Question

After our continual struggle with getting data, we finish and see that the population, when looking at systolic pressure of students while taking exams, was approximately normal with μ = 138 mmHg and σ = 3.5 mmHg.

a)What is the probability of a student having a systolic pressure between 135 and 138?
b) What is the probability of a student having a systolic pressure less than 139?
c)What is the probability of having a systolic pressure between 134 and 137 if we take a sample of 25 students?

Answer 1

a) The probability of a student having a systolic pressure between 135 and 138 is approximately 0.3413.

b) The probability of a student having a systolic pressure less than 139 is approximately 0.8413.

c) The probability of having a systolic pressure between 134 and 137 in a sample of 25 students cannot be directly determined without additional information, such as the population standard deviation or the sample standard deviation.

Step-by-step explanation:

a) To find the probability of a student having a systolic pressure between 135 and 138, we use the Z-score formula:
`\(Z = \frac{{X - \mu}}{{\sigma}}\), where \(X\)` is the systolic pressure,
`\(\mu\)` is the mean, and
`\(\sigma\)` is the standard deviation. For 135 mmHg,
`\(Z = \frac{{135 - 138}}{{3.5}} = -0.8571\), and for 138 mmHg, \(Z = \frac{{138 - 138}}{{3.5}} = 0\).` Using a Z-table, we find the area between these Z-scores to be approximately 0.5000 for
`\(Z = 0\)` and 0.3413 for
`\(Z = -0.8571\)`. Therefore, the total probability is
`\(0.5000 - 0.3413 = 0.1587\)`.

b) To find the probability of a student having a systolic pressure less than 139, we find the Z-score for 139 mmHg:
`\(Z = \frac{{139 - 138}}{{3.5}} = 0.2857\).` Using the Z-table, the probability for
`\(Z = 0.2857\)` is approximately 0.0.6107. Subtracting this from 1 gives us 0.8413.

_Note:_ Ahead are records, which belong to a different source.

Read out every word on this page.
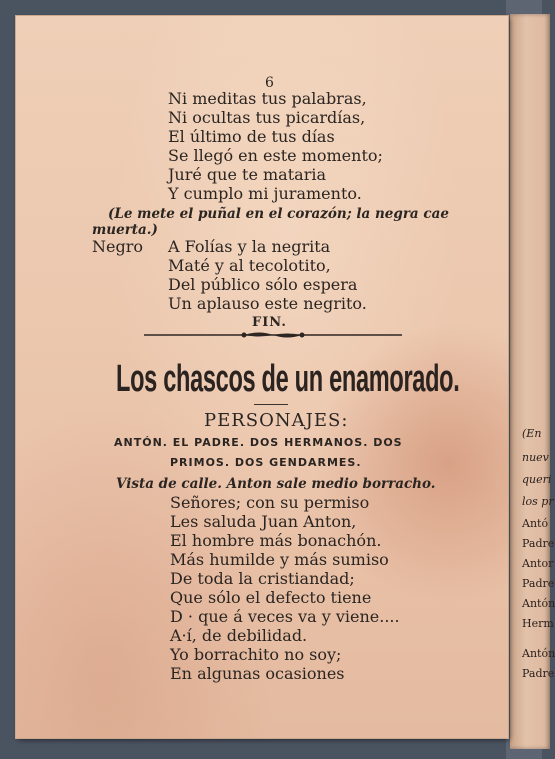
(En
nuev
queri
los pr
Antó
Padre
Antor
Padre
Antón
Herm
Antón
Padre
6
Ni meditas tus palabras,
Ni ocultas tus picardías,
El último de tus días
Se llegó en este momento;
Juré que te mataria
Y cumplo mi juramento.
(Le mete el puñal en el corazón; la negra cae
muerta.)
Negro A Folías y la negrita
Maté y al tecolotito,
Del público sólo espera
Un aplauso este negrito.
FIN.
Los chascos de un enamorado.
PERSONAJES:
ANTÓN. EL PADRE. DOS HERMANOS. DOS
PRIMOS. DOS GENDARMES.
Vista de calle. Anton sale medio borracho.
Señores; con su permiso
Les saluda Juan Anton,
El hombre más bonachón.
Más humilde y más sumiso
De toda la cristiandad;
Que sólo el defecto tiene
D · que á veces va y viene....
A·í, de debilidad.
Yo borrachito no soy;
En algunas ocasiones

c) Without the standard deviation of the sample
`(\( \sigma \))` or the sample standard deviation
`(\( s \))`, we cannot directly determine the probability for the systolic pressure between 134 and 137 in a sample of 25 students. The calculation requires either
`\( \sigma \) or \( s \)`. If the population standard deviation is given, we use it; if not, we use the sample standard deviation. The formula for the standard error of the mean
`(\( SEM \)) is \( SEM = \frac{{\sigma}}{{√(n)}} \), where \( n \)`is the sample size. With
`\( SEM \)`, we can find the z-scores for 134 and 137 and determine the probability as in part (a).